Put aside for a moment the fact that “shared sacrifice” appears nowhere in the catechism of the Catholic Church. It is a reelection slogan for the Democratic Party. Put aside, as well, the fact that the bishop of Stockton, Calif., has near-zero competence to judge what military spending is necessary or unnecessary. The fact is Ryan’s budget does not cut spending at all — it simply slows the growth of spending. As Ryan explained in an interview on the Catholic Eternal Word Television Network (EWTN), “our budget increases annual spending by 3 percent a year instead of the president’s proposal to go to 4 ½ percent a year.”
Paul Ryan is the Catholic left’s worst nightmare and his demonization from that quarter has just begun. Ryan is a big boy, though, and he’ll fight his corner well. That argument might even lead to some consensus about empowerment-based anti-poverty strategies and fiscally responsible social welfare policies among serious Catholics of both political parties.The smart, articulate, principled, and likable Ryan, who is better educated than Obama but lacks the pomposity and pretensions, also scares the bejeebers out of the secular left. Hence their silly stories. Below, Rep. Ryan pushes back against allegations that he's an avid disciple of Ayn Rand:
Paul Krugman, the New York Times columnist, recently called Ryan “an Ayn Rand devotee” who wants to “slash benefits for the poor.” New York magazine once alleged that Ryan “requires staffers to read Atlas Shrugged,” Rand’s gospel of capitalism. President Obama has blasted the Ryan budget as Republican “social Darwinism.” [. . .]He's making a speech at Georgetown today. If we have time later on, we'll compare it to the mendacious claptrap offered up by Obama in his May 2009 "Be a lighthouse and a crossroads" [thunk] speech.

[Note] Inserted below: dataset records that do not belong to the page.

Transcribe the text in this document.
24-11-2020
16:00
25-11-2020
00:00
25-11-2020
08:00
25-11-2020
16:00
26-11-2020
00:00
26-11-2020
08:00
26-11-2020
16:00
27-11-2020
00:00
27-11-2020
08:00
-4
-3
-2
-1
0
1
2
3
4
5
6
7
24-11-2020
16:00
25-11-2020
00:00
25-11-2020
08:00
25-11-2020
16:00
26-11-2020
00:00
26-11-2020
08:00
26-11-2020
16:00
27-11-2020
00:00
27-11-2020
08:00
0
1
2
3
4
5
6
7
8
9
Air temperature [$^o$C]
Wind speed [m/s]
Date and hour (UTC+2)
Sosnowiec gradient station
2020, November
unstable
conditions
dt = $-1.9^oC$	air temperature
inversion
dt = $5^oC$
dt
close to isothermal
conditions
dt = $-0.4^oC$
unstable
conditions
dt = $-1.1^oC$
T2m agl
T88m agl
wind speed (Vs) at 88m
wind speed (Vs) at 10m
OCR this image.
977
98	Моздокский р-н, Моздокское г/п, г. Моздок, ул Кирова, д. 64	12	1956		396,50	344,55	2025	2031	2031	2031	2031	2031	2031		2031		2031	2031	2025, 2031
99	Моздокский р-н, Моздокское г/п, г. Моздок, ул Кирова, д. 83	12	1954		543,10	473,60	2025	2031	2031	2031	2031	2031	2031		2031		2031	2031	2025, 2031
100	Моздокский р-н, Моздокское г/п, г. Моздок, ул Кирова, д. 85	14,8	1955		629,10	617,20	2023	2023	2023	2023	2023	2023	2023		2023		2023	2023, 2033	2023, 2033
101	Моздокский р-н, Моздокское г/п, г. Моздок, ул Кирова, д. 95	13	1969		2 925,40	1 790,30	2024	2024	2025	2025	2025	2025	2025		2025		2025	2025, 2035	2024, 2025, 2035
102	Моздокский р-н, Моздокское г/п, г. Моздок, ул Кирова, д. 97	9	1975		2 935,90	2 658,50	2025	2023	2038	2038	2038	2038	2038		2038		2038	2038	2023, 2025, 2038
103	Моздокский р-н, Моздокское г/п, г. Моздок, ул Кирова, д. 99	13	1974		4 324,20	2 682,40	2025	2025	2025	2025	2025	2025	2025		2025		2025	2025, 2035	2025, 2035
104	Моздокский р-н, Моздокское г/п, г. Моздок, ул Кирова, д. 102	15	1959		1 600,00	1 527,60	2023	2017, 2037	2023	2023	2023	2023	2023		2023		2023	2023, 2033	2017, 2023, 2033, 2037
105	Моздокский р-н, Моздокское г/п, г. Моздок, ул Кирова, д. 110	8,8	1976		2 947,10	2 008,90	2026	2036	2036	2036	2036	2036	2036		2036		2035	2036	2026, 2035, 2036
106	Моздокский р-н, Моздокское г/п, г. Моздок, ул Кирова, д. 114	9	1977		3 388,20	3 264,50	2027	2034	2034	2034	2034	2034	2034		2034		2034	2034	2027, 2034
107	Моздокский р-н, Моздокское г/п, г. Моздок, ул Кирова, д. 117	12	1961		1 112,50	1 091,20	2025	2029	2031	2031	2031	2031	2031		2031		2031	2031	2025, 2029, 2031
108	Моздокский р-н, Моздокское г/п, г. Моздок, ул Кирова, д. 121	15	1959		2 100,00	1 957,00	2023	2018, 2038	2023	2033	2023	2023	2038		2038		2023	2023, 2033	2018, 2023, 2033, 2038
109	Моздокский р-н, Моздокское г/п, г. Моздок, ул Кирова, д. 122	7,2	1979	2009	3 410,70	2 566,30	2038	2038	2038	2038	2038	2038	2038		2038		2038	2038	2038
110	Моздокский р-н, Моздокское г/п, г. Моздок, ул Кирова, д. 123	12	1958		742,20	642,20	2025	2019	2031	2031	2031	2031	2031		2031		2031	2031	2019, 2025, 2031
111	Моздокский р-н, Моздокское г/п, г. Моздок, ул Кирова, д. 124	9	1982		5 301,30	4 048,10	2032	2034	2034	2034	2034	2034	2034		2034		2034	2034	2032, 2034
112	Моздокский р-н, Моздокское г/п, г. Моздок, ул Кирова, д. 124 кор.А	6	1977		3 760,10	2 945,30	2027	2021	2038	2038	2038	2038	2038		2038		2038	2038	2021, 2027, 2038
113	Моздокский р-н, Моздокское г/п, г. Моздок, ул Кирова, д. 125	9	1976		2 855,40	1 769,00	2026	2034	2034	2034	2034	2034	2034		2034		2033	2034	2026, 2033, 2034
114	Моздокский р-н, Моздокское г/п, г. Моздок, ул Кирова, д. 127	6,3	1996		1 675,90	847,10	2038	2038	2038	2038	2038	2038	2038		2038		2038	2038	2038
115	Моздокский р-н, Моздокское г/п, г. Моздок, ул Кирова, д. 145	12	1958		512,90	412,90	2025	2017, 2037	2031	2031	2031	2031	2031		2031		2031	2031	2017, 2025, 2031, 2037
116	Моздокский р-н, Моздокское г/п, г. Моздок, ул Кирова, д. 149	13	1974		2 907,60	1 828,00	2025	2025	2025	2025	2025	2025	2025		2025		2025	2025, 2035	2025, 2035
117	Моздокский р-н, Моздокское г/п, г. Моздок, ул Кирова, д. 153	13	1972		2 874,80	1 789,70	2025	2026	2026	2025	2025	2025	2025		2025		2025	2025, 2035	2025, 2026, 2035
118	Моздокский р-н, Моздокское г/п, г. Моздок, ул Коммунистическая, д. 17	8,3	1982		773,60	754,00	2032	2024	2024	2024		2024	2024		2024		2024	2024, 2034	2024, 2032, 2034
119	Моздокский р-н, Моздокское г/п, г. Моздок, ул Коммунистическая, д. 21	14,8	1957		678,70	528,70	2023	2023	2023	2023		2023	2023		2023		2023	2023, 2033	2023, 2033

“I, like millions of young people in America, read Rand’s novels when I was young. I enjoyed them,” Ryan says. “They spurred an interest in economics, in the Chicago School and Milton Friedman,” a subject he eventually studied as an undergraduate at Miami University in Ohio. “But it’s a big stretch to suggest that a person is therefore an Objectivist.”
“I reject her philosophy,” Ryan says firmly. “It’s an atheist philosophy. It reduces human interactions down to mere contracts and it is antithetical to my worldview. If somebody is going to try to paste a person’s view on epistemology to me, then give me Thomas Aquinas,” who believed that man needs divine help in the pursuit of knowledge. “Don’t give me Ayn Rand,” he says.
Ryan enjoys bantering about dusty novels, but it’s not really his bailiwick. Philosophy, he tells me, is critical, but politics is about more than armchair musing. “This gets to the Jack Kemp in me, for the lack of a better phrase,” he says — crafting public policy from broad ideas. “How do you produce prosperity and upward mobility?” he asks. “How do you attack the root causes of poverty instead of simply treating its symptoms? And how do you avoid a crisis that is going to hurt the vulnerable the most — a debt crisis — from ever happening?”